Huarochiri legends were recorded in 1608 by Father Francisco de Avila, and they reveal prehispanic religious traditions. These legends unfold a landscape alive with diverse sacred beings, mountain deities, and prophetic animals. They express the sacredness of animals, plants, and land. The following myth relates how overpopulation caused hunger in ancient times. The brocket deer reproduced until food became scarce. The conditions of their life became a problem.

Now, in ancient times, brocket deer used to eat human beings.

Later on, when brocket deer were very numerous, they danced, ritually chanting, “How shall we eat people?”

Then one of their fawns made a mistake and said, “How shall people eat us?”

When the brocket deer heard this they scattered. From then on brocket deer became food for humans (Huarochiri ms., Chapter 5, 71, ed. and trans. Salomon and Urioste 1991).

This myth illustrates the closeness of Andeans to animals. At first deer ate humans; but, after a fawn made a linguistic mistake, humans ate deer.

The following myth discusses a time when this world wanted to come to an end, but Andeans and animals were saved by the prescience of llamas:

In ancient times, this world wanted to come to an end.

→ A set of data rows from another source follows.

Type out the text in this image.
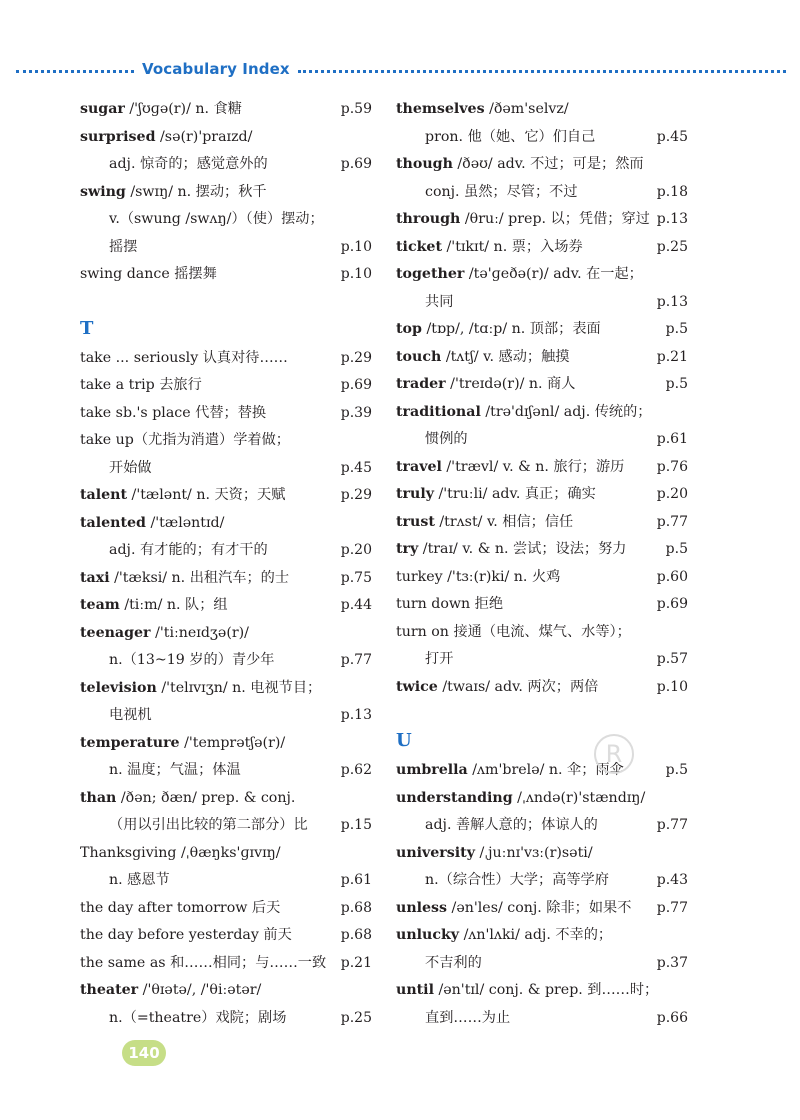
Vocabulary Index
sugar /'ʃʊɡə(r)/ n. 食糖	p.59
surprised /sə(r)'praɪzd/
adj. 惊奇的；感觉意外的	p.69
swing /swɪŋ/ n. 摆动；秋千
v.（swung /swʌŋ/）（使）摆动；
摇摆	p.10
swing dance 摇摆舞	p.10
T
take ... seriously 认真对待……	p.29
take a trip 去旅行	p.69
take sb.'s place 代替；替换	p.39
take up（尤指为消遣）学着做；
开始做	p.45
talent /'tælənt/ n. 天资；天赋	p.29
talented /'tæləntɪd/
adj. 有才能的；有才干的	p.20
taxi /'tæksi/ n. 出租汽车；的士	p.75
team /tiːm/ n. 队；组	p.44
teenager /'tiːneɪdʒə(r)/
n.（13~19 岁的）青少年	p.77
television /'telɪvɪʒn/ n. 电视节目；
电视机	p.13
temperature /'temprətʃə(r)/
n. 温度；气温；体温	p.62
than /ðən; ðæn/ prep. & conj.
（用以引出比较的第二部分）比 p.15
Thanksgiving /ˌθæŋks'ɡɪvɪŋ/
n. 感恩节	p.61
the day after tomorrow 后天	p.68
the day before yesterday 前天	p.68
the same as 和……相同；与……一致 p.21
theater /'θɪətə/, /'θiːətər/
n.（=theatre）戏院；剧场	p.25
themselves /ðəm'selvz/
pron. 他（她、它）们自己	p.45
though /ðəʊ/ adv. 不过；可是；然而
conj. 虽然；尽管；不过	p.18
through /θruː/ prep. 以；凭借；穿过 p.13
ticket /'tɪkɪt/ n. 票；入场券	p.25
together /tə'ɡeðə(r)/ adv. 在一起；
共同	p.13
top /tɒp/, /tɑːp/ n. 顶部；表面	p.5
touch /tʌtʃ/ v. 感动；触摸	p.21
trader /'treɪdə(r)/ n. 商人	p.5
traditional /trə'dɪʃənl/ adj. 传统的；
惯例的	p.61
travel /'trævl/ v. & n. 旅行；游历 p.76
truly /'truːli/ adv. 真正；确实	p.20
trust /trʌst/ v. 相信；信任	p.77
try /traɪ/ v. & n. 尝试；设法；努力	p.5
turkey /'tɜː(r)ki/ n. 火鸡	p.60
turn down 拒绝	p.69
turn on 接通（电流、煤气、水等）；
打开	p.57
twice /twaɪs/ adv. 两次；两倍	p.10
U
umbrella /ʌm'brelə/ n. 伞；雨伞	p.5
understanding /ˌʌndə(r)'stændɪŋ/
adj. 善解人意的；体谅人的	p.77
university /ˌjuːnɪ'vɜː(r)səti/
n.（综合性）大学；高等学府	p.43
unless /ən'les/ conj. 除非；如果不 p.77
unlucky /ʌn'lʌki/ adj. 不幸的；
不吉利的	p.37
until /ən'tɪl/ conj. & prep. 到……时；
直到……为止	p.66
R
140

A llama buck, aware that the ocean was about to overflow, was behaving like somebody who’s deep in sadness. Even though its owner let it rest in a patch of excellent pasture, it cried out and said, “In, in,” and wouldn’t eat.

The llama’s owner got really angry, and he threw the cob from some maize he had just eaten at the llama.

“Eat, dog! This is some fine grass I’m letting you rest in!” he said.

Then that llama began speaking like a human being.

“You simpleton, whatever could you be thinking about? Soon, in five days, the ocean will overflow. It’s a certainty. And the whole world will come to an end,” it said.

The man got good and scared. “What’s going to happen to us? Where can we go to save ourselves?” he said.

The llama replied, “Let’s go to Villca Coto mountain. There we’ll be saved. Take along five days food for yourself.”

So the man went out from there in a great hurry, and himself carried both the llama buck and its load.